The kids were having a good time, though, even if they hadn't quite mastered the part of hockey where you hit the puck without falling over on your chest. (I probably haven't mastered that myself.) There was a bit of a mis-timing between the scheduled playing time and the length of the soundtrack: after ``Linus and Lucy'' came to its natural conclusion, they zipped back to replay about the last minute of the song. There's probably more natural edit points in the tune.
For the second intermission they didn't have any fresh amusements on the ice, although somewhere in existence there were cheerleaders, and their existence was relayed to the scoreboard. I took the chance to find something --- anything --- to eat and came back with Cracker Jacks, which my brother said was from the wrong sport. Well, that's his opinion. My father reflected on how he hadn't had Cracker Jacks in years, forgetting that we get some now and then from Shop-Rite. Granted it's not the same. A couple minutes before the end of the game the folks inside us got up to leave, following that strange rule by which the people sitting inside you will arrive very late and leave oddly early.

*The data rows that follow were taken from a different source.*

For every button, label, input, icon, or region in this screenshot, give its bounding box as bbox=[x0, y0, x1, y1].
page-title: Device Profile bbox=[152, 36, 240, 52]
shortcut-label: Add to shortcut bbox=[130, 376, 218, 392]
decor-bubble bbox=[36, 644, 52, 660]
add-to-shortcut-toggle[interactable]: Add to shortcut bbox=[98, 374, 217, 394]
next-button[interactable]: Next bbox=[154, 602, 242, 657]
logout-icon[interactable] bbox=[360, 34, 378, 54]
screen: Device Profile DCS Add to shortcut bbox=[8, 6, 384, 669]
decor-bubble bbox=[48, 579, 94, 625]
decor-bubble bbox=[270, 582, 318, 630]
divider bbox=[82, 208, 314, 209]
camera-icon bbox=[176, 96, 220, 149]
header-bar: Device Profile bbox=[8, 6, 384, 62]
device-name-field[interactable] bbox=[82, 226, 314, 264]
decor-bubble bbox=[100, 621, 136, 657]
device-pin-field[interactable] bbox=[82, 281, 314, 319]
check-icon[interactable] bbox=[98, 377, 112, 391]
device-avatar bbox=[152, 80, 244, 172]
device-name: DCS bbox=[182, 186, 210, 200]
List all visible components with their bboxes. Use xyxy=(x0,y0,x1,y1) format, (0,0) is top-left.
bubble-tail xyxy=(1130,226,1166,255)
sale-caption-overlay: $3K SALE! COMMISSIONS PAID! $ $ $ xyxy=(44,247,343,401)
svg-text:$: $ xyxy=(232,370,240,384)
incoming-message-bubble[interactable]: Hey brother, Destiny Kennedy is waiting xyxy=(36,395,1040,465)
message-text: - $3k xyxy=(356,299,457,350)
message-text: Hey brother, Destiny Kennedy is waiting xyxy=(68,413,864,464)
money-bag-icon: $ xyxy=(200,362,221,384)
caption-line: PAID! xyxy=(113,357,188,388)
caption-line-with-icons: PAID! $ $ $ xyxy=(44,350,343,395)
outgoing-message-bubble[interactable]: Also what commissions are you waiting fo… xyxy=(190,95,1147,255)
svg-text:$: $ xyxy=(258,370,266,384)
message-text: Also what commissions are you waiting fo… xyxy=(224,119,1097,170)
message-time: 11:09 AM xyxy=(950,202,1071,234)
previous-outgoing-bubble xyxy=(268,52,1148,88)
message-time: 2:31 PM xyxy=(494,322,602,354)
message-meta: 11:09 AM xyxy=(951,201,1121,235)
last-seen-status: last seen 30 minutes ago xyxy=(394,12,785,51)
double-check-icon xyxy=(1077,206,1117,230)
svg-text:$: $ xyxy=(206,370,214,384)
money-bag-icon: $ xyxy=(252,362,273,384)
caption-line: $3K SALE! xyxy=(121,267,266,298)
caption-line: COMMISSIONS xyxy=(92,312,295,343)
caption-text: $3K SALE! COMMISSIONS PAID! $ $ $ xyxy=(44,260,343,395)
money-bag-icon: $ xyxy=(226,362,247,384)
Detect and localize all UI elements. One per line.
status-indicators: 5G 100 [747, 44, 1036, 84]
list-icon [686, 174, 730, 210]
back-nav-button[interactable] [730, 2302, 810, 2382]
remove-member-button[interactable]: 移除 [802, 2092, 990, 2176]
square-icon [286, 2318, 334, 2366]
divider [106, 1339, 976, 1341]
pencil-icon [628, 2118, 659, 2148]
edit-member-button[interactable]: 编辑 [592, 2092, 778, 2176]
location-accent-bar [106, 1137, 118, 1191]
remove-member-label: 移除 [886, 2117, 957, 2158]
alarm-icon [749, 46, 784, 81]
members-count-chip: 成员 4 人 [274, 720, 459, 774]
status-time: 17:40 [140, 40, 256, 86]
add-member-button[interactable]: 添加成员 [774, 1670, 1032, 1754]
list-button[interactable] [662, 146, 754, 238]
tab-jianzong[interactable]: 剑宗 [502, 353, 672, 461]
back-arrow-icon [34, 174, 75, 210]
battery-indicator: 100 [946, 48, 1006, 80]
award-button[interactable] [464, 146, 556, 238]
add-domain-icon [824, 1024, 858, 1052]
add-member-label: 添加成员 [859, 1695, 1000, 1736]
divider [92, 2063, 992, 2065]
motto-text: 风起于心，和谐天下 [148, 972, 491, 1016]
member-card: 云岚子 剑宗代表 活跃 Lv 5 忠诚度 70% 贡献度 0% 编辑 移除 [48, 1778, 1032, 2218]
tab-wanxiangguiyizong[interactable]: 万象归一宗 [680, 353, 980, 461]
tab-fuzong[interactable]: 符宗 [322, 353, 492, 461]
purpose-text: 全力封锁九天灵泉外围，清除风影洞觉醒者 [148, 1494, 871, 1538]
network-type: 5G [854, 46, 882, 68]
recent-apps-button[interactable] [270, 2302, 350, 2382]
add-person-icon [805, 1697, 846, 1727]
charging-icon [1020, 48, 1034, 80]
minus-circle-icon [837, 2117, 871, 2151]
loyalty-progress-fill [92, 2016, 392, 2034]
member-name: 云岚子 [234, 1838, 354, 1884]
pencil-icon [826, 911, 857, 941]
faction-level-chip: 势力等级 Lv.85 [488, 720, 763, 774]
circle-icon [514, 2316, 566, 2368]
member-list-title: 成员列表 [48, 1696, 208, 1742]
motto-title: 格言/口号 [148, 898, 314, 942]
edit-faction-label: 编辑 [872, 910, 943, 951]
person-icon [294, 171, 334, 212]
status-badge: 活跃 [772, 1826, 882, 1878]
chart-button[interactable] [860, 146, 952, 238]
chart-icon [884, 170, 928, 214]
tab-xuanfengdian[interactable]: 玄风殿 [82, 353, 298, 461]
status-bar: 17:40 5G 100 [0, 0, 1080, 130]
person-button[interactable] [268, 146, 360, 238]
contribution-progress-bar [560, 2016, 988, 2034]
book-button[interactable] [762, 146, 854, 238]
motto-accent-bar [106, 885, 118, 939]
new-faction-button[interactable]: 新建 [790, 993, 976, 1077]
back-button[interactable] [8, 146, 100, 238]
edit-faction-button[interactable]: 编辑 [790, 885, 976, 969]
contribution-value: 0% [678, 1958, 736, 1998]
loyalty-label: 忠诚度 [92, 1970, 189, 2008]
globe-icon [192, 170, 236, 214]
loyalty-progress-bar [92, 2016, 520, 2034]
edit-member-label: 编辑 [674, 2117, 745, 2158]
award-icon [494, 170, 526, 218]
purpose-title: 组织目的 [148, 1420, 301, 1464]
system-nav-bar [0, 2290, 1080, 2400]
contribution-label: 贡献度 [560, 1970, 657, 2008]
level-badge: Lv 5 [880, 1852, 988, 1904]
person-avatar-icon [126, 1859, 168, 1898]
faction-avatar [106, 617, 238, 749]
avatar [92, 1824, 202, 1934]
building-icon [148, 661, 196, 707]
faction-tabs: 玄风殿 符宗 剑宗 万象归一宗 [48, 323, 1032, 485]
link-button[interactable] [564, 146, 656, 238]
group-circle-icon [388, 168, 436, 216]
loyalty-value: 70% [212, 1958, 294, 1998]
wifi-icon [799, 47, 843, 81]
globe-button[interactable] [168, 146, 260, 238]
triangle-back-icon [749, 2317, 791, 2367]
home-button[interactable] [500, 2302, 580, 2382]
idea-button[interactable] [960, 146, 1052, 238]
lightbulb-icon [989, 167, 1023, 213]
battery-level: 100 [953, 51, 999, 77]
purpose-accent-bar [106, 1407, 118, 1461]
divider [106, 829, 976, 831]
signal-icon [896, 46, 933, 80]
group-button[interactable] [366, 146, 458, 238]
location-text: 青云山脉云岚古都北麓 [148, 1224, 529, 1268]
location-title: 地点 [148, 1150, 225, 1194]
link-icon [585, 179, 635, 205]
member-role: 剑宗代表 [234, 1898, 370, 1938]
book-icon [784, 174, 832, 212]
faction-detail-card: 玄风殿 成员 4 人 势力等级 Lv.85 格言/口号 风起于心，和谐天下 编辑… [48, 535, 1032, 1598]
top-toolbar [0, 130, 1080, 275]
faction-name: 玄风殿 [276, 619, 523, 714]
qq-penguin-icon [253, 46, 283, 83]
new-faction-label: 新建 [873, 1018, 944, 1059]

Trivia: Secretary of War edwin M Stanton hastily revised his proclamation of 20 April 1865, offering (among other things) $25,000 reward for the capture of John Wilkes Boothe's co-conspirator (and failed vice-presidential assassin) George Atzerodt, just before it went to press to allow for the fact Atzerodt had been captured that morning. John Surratt's name appeared on the proclamation instead. Source: Manhunt: The 12-Day Chase For Lincoln's Killer, James L Swanson.
Currently Reading: The 1990 Annual World's Best SF, Editors Donald A Wollheim, Arthur W Saha.